Examples of autogenous vaccines produced by Hygieia Biological Laboratories include: Corynebacterium pseudotuberculosis bacterin-toxoids, Salmonella bacterins, Staphylococcus bacterin-toxoids, Pasteurella bacterins, avian bronchitis and paramyxovirus vaccines and Mycoplasma bacterins. The minimum order for an autogenous bacterin is one 250 cc bottle; depending on the dose size, this may be 50, 125, or 250 doses. The cost of the vaccine varies with the difficulty of bacterial propagation and the number of strains involved. For instance, E. coli, Salmonella, and Staphylococcus bacterins are typically cheaper than Hemophilus, and Mycoplasma strains. Typically, a preliminary estimate is discussed with the veterinarian before the initial culture is performed. Final cost and delivery estimates are provided after determining what is involved in propagating the strain for manufacture. All billing is done through the attending veterinarian. Since Hygieia Biological Laboratories is primarily a research and manufacturing facility, field samples should be sent first to a diagnostic laboratory for isolation and culture, unless specific arrangements have been made.

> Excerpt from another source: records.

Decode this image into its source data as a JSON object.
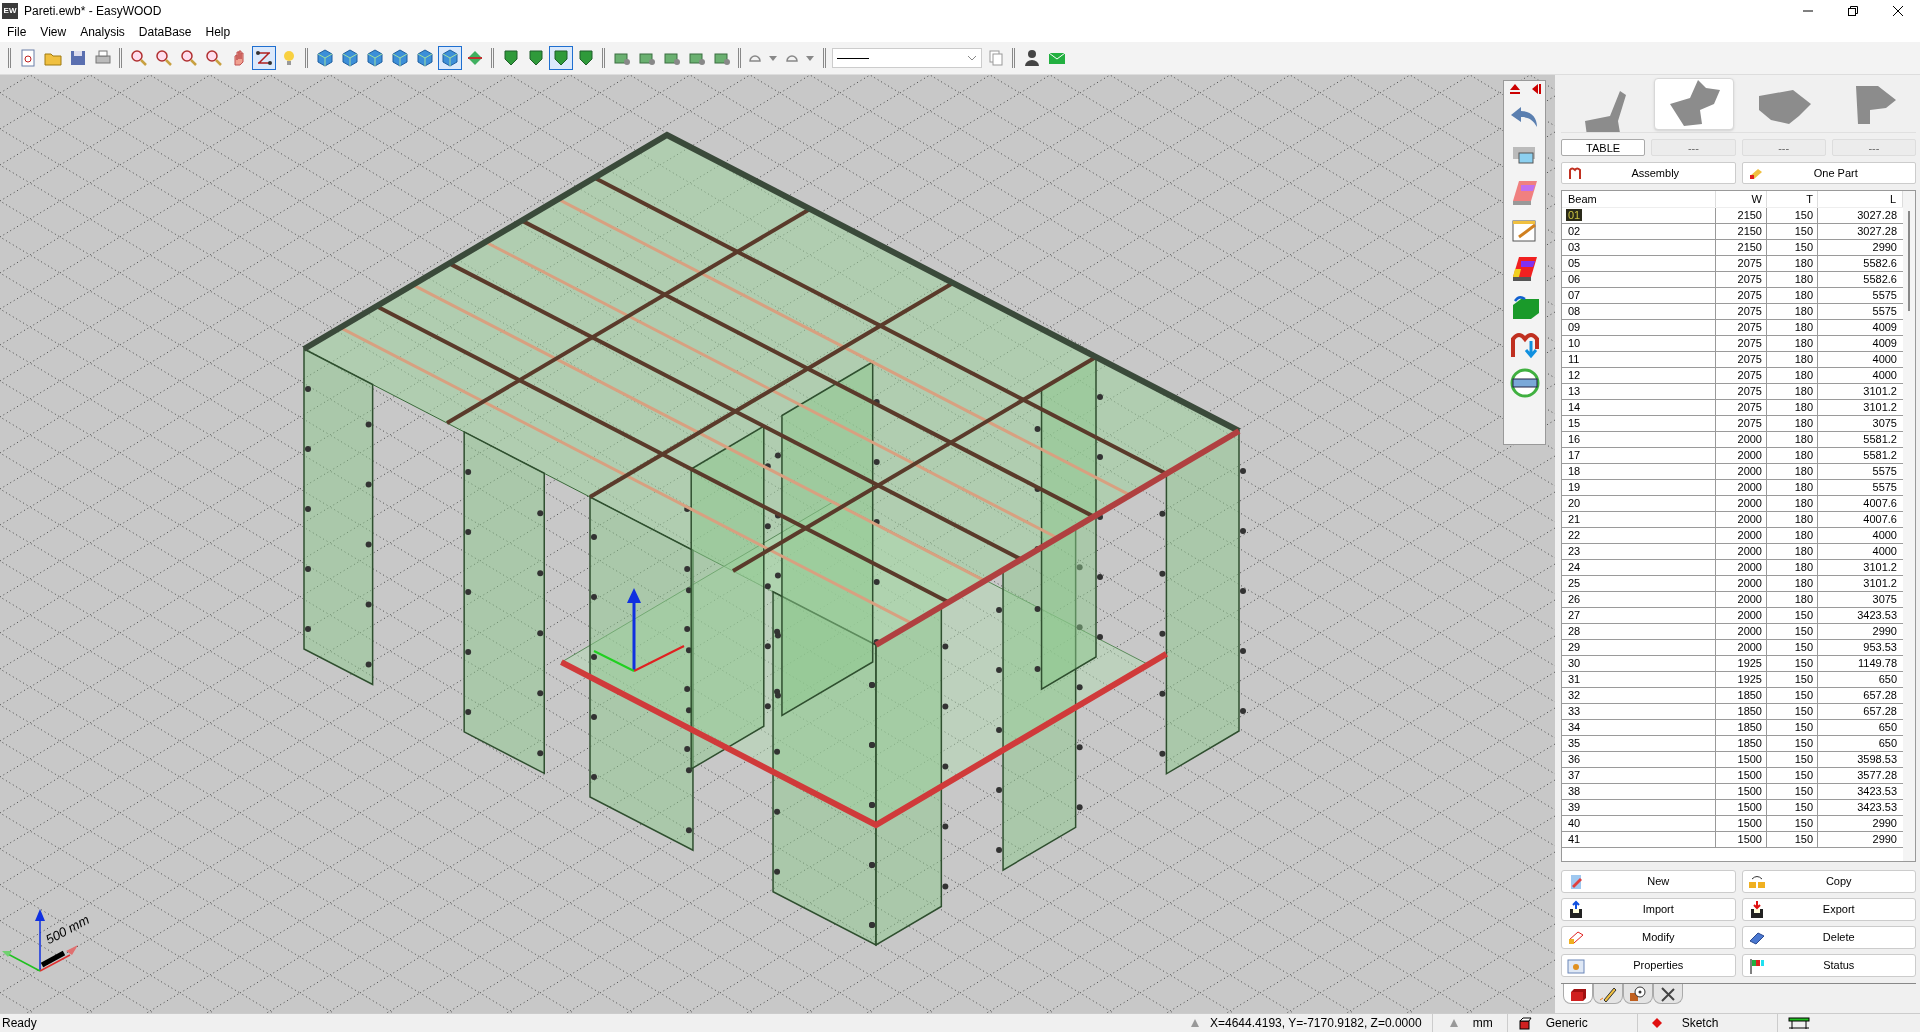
{
  "window": {
    "title": "Pareti.ewb* - EasyWOOD",
    "app_badge": "EW"
  },
  "menu": [
    "File",
    "View",
    "Analysis",
    "DataBase",
    "Help"
  ],
  "toolbar": [
    {
      "items": [
        {
          "kind": "doc",
          "selected": false
        },
        {
          "kind": "folder",
          "selected": false
        },
        {
          "kind": "save",
          "selected": false
        },
        {
          "kind": "print",
          "selected": false
        }
      ]
    },
    {
      "items": [
        {
          "kind": "zoom",
          "selected": false
        },
        {
          "kind": "zoom",
          "selected": false
        },
        {
          "kind": "zoom",
          "selected": false
        },
        {
          "kind": "zoom",
          "selected": false
        },
        {
          "kind": "hand",
          "selected": false
        },
        {
          "kind": "link",
          "selected": true
        },
        {
          "kind": "bulb",
          "selected": false
        }
      ]
    },
    {
      "items": [
        {
          "kind": "cube",
          "selected": false
        },
        {
          "kind": "cube",
          "selected": false
        },
        {
          "kind": "cube",
          "selected": false
        },
        {
          "kind": "cube",
          "selected": false
        },
        {
          "kind": "cube",
          "selected": false
        },
        {
          "kind": "cube",
          "selected": true
        },
        {
          "kind": "diamond",
          "selected": false
        }
      ]
    },
    {
      "items": [
        {
          "kind": "shield",
          "selected": false
        },
        {
          "kind": "shield",
          "selected": false
        },
        {
          "kind": "shield",
          "selected": true
        },
        {
          "kind": "shield",
          "selected": false
        }
      ]
    },
    {
      "items": [
        {
          "kind": "tool",
          "selected": false
        },
        {
          "kind": "tool",
          "selected": false
        },
        {
          "kind": "tool",
          "selected": false
        },
        {
          "kind": "tool",
          "selected": false
        },
        {
          "kind": "tool",
          "selected": false
        }
      ]
    },
    {
      "items": [
        {
          "kind": "dropdown",
          "selected": false
        },
        {
          "kind": "dropdown",
          "selected": false
        }
      ]
    },
    {
      "items": [
        {
          "kind": "combo",
          "selected": false
        },
        {
          "kind": "copy",
          "selected": false
        }
      ]
    },
    {
      "items": [
        {
          "kind": "user",
          "selected": false
        },
        {
          "kind": "mail",
          "selected": false
        }
      ]
    }
  ],
  "viewport": {
    "scale_label": "500 mm"
  },
  "panel": {
    "views": [
      {
        "selected": false
      },
      {
        "selected": true
      },
      {
        "selected": false
      },
      {
        "selected": false
      }
    ],
    "tabs": [
      {
        "label": "TABLE",
        "selected": true
      },
      {
        "label": "---",
        "selected": false
      },
      {
        "label": "---",
        "selected": false
      },
      {
        "label": "---",
        "selected": false
      }
    ],
    "modes": [
      "Assembly",
      "One Part"
    ],
    "table": {
      "columns": [
        "Beam",
        "W",
        "T",
        "L"
      ],
      "rows": [
        {
          "cells": [
            "01",
            "2150",
            "150",
            "3027.28"
          ],
          "selected": true
        },
        {
          "cells": [
            "02",
            "2150",
            "150",
            "3027.28"
          ],
          "selected": false
        },
        {
          "cells": [
            "03",
            "2150",
            "150",
            "2990"
          ],
          "selected": false
        },
        {
          "cells": [
            "05",
            "2075",
            "180",
            "5582.6"
          ],
          "selected": false
        },
        {
          "cells": [
            "06",
            "2075",
            "180",
            "5582.6"
          ],
          "selected": false
        },
        {
          "cells": [
            "07",
            "2075",
            "180",
            "5575"
          ],
          "selected": false
        },
        {
          "cells": [
            "08",
            "2075",
            "180",
            "5575"
          ],
          "selected": false
        },
        {
          "cells": [
            "09",
            "2075",
            "180",
            "4009"
          ],
          "selected": false
        },
        {
          "cells": [
            "10",
            "2075",
            "180",
            "4009"
          ],
          "selected": false
        },
        {
          "cells": [
            "11",
            "2075",
            "180",
            "4000"
          ],
          "selected": false
        },
        {
          "cells": [
            "12",
            "2075",
            "180",
            "4000"
          ],
          "selected": false
        },
        {
          "cells": [
            "13",
            "2075",
            "180",
            "3101.2"
          ],
          "selected": false
        },
        {
          "cells": [
            "14",
            "2075",
            "180",
            "3101.2"
          ],
          "selected": false
        },
        {
          "cells": [
            "15",
            "2075",
            "180",
            "3075"
          ],
          "selected": false
        },
        {
          "cells": [
            "16",
            "2000",
            "180",
            "5581.2"
          ],
          "selected": false
        },
        {
          "cells": [
            "17",
            "2000",
            "180",
            "5581.2"
          ],
          "selected": false
        },
        {
          "cells": [
            "18",
            "2000",
            "180",
            "5575"
          ],
          "selected": false
        },
        {
          "cells": [
            "19",
            "2000",
            "180",
            "5575"
          ],
          "selected": false
        },
        {
          "cells": [
            "20",
            "2000",
            "180",
            "4007.6"
          ],
          "selected": false
        },
        {
          "cells": [
            "21",
            "2000",
            "180",
            "4007.6"
          ],
          "selected": false
        },
        {
          "cells": [
            "22",
            "2000",
            "180",
            "4000"
          ],
          "selected": false
        },
        {
          "cells": [
            "23",
            "2000",
            "180",
            "4000"
          ],
          "selected": false
        },
        {
          "cells": [
            "24",
            "2000",
            "180",
            "3101.2"
          ],
          "selected": false
        },
        {
          "cells": [
            "25",
            "2000",
            "180",
            "3101.2"
          ],
          "selected": false
        },
        {
          "cells": [
            "26",
            "2000",
            "180",
            "3075"
          ],
          "selected": false
        },
        {
          "cells": [
            "27",
            "2000",
            "150",
            "3423.53"
          ],
          "selected": false
        },
        {
          "cells": [
            "28",
            "2000",
            "150",
            "2990"
          ],
          "selected": false
        },
        {
          "cells": [
            "29",
            "2000",
            "150",
            "953.53"
          ],
          "selected": false
        },
        {
          "cells": [
            "30",
            "1925",
            "150",
            "1149.78"
          ],
          "selected": false
        },
        {
          "cells": [
            "31",
            "1925",
            "150",
            "650"
          ],
          "selected": false
        },
        {
          "cells": [
            "32",
            "1850",
            "150",
            "657.28"
          ],
          "selected": false
        },
        {
          "cells": [
            "33",
            "1850",
            "150",
            "657.28"
          ],
          "selected": false
        },
        {
          "cells": [
            "34",
            "1850",
            "150",
            "650"
          ],
          "selected": false
        },
        {
          "cells": [
            "35",
            "1850",
            "150",
            "650"
          ],
          "selected": false
        },
        {
          "cells": [
            "36",
            "1500",
            "150",
            "3598.53"
          ],
          "selected": false
        },
        {
          "cells": [
            "37",
            "1500",
            "150",
            "3577.28"
          ],
          "selected": false
        },
        {
          "cells": [
            "38",
            "1500",
            "150",
            "3423.53"
          ],
          "selected": false
        },
        {
          "cells": [
            "39",
            "1500",
            "150",
            "3423.53"
          ],
          "selected": false
        },
        {
          "cells": [
            "40",
            "1500",
            "150",
            "2990"
          ],
          "selected": false
        },
        {
          "cells": [
            "41",
            "1500",
            "150",
            "2990"
          ],
          "selected": false
        }
      ]
    },
    "actions": [
      {
        "label": "New",
        "kind": "new"
      },
      {
        "label": "Copy",
        "kind": "copy"
      },
      {
        "label": "Import",
        "kind": "import"
      },
      {
        "label": "Export",
        "kind": "export"
      },
      {
        "label": "Modify",
        "kind": "modify"
      },
      {
        "label": "Delete",
        "kind": "delete"
      },
      {
        "label": "Properties",
        "kind": "properties"
      },
      {
        "label": "Status",
        "kind": "status"
      }
    ],
    "bottom_tabs": [
      {
        "kind": "part",
        "selected": true
      },
      {
        "kind": "pencil",
        "selected": false
      },
      {
        "kind": "target",
        "selected": false
      },
      {
        "kind": "tools",
        "selected": false
      }
    ]
  },
  "status_bar": {
    "message": "Ready",
    "coordinates": "X=4644.4193, Y=-7170.9182, Z=0.0000",
    "units": "mm",
    "material": "Generic",
    "mode": "Sketch"
  }
}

The government mandates the following disclaimer: 'Potency and efficacy of autogenous products have not been determined.' Specifically, each serial of autogenous vaccine is not tested for its ability to induce a measurable titer rise in animals ('potency'), nor has the ability of a particular serial to treat or prevent disease ('efficacy') been measured. However, the amount of bacteria formulated into each dose (antigenic mass) is known. In short, while Hygieia cannot guarantee positive results to any autogenous vaccine, every scientifically rational step is taken to ensure safety and adequate antigenic mass in every vaccine produced.